# hash troubles



## specialbaker56 (May 29, 2013)

we made bubblehash for the first tim and it came out very crumbly. it doesnt have that hash tast. after researching all we can firgure now is we beat it to much using a concrete mixer off a drill. it was done with all trimmings. any suggestions for next time?


----------



## Hushpuppy (May 29, 2013)

It sounds like you may have let the trim dry too much. Whenever I plan to make bubble hash I take my trim as soon as I get it and freeze it in freezer bags so that the trichomes don't dry out. If you can't keep it in the freezer and you don't have time to use it right away, you can dry it and store it for several weeks then make dry ice hash using the same bags. It is almost the same process accept without water. It will make a dry crumble but if it isn't too old, it can be pressed together into lumps, or balls, or cakes. I bought a kief press and make little hash cookies with mine


----------



## The Hemp Goddess (May 29, 2013)

I am thinking that you mixed it too vigorously and have too much plant material.  I often use very dry trim to make bubble as I like to decarboxalate it and haven''t run into problems like you mention.  I don't know why, but the dry ice hash I make does not have the hashy taste that the bubble does.

What size (micron size) bags did you use?


----------



## specialbaker56 (May 29, 2013)

yeah we let it dry for a day an a half mabye we usualy cook with it but i froze them for a day before we made the hash.


----------



## Hushpuppy (May 30, 2013)

It mujst be that you beat it too hard or too much. I use 160micron bags for dry ice but for bubble I use 160 to hold material, 100 to hold the green, and 25 to hold the gold


----------



## Hushpuppy (May 30, 2013)

*THG:* The key to the quality of the dryice hash is to only shake it for the right length of time (the shorter the time, the purer the product) and to use plenty of medium size ice chunks


----------



## mistisrising (Jul 7, 2013)

specialbaker56 said:
			
		

> we made bubblehash for the first tim and it came out very crumbly. it doesnt have that hash tast. after researching all we can firgure now is we beat it to much using a concrete mixer off a drill. it was done with all trimmings. any suggestions for next time?

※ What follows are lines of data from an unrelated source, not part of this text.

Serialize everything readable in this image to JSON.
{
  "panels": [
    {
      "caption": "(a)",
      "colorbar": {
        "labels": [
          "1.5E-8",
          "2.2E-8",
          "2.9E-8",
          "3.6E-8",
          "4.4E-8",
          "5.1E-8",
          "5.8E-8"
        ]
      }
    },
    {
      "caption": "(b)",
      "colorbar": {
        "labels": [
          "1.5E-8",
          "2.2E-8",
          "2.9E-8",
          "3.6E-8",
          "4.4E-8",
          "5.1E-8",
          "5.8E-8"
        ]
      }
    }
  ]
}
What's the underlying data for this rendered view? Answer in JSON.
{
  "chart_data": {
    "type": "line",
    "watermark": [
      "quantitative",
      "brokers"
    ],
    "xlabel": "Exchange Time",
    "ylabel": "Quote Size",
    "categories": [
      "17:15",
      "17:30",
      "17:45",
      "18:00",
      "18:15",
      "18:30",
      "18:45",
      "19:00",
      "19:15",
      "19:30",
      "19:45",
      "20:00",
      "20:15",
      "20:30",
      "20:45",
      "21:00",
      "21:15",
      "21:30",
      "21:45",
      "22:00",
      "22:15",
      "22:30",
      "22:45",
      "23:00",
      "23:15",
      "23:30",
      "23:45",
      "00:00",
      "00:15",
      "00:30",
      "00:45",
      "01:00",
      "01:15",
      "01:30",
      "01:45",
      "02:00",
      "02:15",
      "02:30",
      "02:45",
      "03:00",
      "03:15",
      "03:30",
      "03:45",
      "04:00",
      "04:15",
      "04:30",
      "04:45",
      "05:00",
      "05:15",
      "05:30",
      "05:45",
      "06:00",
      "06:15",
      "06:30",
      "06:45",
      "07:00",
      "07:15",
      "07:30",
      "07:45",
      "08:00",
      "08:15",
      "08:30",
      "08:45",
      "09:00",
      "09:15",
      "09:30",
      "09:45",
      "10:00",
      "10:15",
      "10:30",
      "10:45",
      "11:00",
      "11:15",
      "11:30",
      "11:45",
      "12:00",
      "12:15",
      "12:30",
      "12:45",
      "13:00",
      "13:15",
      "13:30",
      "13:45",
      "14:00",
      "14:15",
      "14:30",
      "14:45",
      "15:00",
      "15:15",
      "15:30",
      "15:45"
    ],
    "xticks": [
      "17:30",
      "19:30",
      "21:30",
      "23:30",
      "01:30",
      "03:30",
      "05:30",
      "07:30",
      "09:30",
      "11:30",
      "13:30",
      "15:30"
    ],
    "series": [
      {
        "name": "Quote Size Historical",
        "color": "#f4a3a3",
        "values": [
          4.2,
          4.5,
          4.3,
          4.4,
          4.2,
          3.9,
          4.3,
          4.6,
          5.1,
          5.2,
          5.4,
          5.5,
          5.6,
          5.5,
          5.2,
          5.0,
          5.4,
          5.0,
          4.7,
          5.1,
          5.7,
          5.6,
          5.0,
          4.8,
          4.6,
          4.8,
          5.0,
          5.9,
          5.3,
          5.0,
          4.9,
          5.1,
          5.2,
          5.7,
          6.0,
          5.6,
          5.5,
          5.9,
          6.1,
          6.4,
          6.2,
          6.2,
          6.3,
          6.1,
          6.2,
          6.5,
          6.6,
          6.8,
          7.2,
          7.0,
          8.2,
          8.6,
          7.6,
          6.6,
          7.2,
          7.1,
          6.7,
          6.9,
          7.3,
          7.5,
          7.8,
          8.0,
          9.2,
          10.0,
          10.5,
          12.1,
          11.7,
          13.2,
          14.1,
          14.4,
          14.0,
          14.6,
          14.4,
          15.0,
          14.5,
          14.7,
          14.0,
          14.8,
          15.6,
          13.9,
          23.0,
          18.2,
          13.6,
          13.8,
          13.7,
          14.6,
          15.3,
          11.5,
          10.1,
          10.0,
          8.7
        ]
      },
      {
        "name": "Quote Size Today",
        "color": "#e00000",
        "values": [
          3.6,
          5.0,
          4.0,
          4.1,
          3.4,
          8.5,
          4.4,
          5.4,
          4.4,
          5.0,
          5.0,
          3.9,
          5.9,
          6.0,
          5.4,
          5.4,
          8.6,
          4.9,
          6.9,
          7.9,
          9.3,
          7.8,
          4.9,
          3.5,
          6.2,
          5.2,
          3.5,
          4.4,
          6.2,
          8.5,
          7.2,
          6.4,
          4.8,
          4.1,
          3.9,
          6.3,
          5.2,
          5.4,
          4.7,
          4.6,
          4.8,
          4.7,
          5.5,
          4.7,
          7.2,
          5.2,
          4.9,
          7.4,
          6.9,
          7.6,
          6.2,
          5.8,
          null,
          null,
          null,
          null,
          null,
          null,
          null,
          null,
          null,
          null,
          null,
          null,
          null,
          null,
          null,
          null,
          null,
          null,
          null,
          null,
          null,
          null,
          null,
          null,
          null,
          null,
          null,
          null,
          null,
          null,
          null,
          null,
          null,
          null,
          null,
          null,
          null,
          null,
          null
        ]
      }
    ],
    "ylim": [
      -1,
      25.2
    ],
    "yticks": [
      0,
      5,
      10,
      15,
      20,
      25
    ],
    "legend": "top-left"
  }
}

IME, you beat it too much. You want the ice to do the work, not the beater. 

I use all trimmings, and have had stuff that didn't want to stick. It happened when I ran too long in the washer. You should go easy, reverse directions, and don't agitate more than 10 minutes at a time. Some people I know go 5 minutes for a better quality.


----------



## Ruffy (Jul 7, 2013)

I let my trim go bone dry, the bubble bag and ice, snow whatever season it is.
then I use a drywall mud mixer, same as urs prob. then I mix for 5ish min then remix in 30 min, then drain & redo process, a little longer of a mix several times then its great, potent, smelly, tasty. ect


----------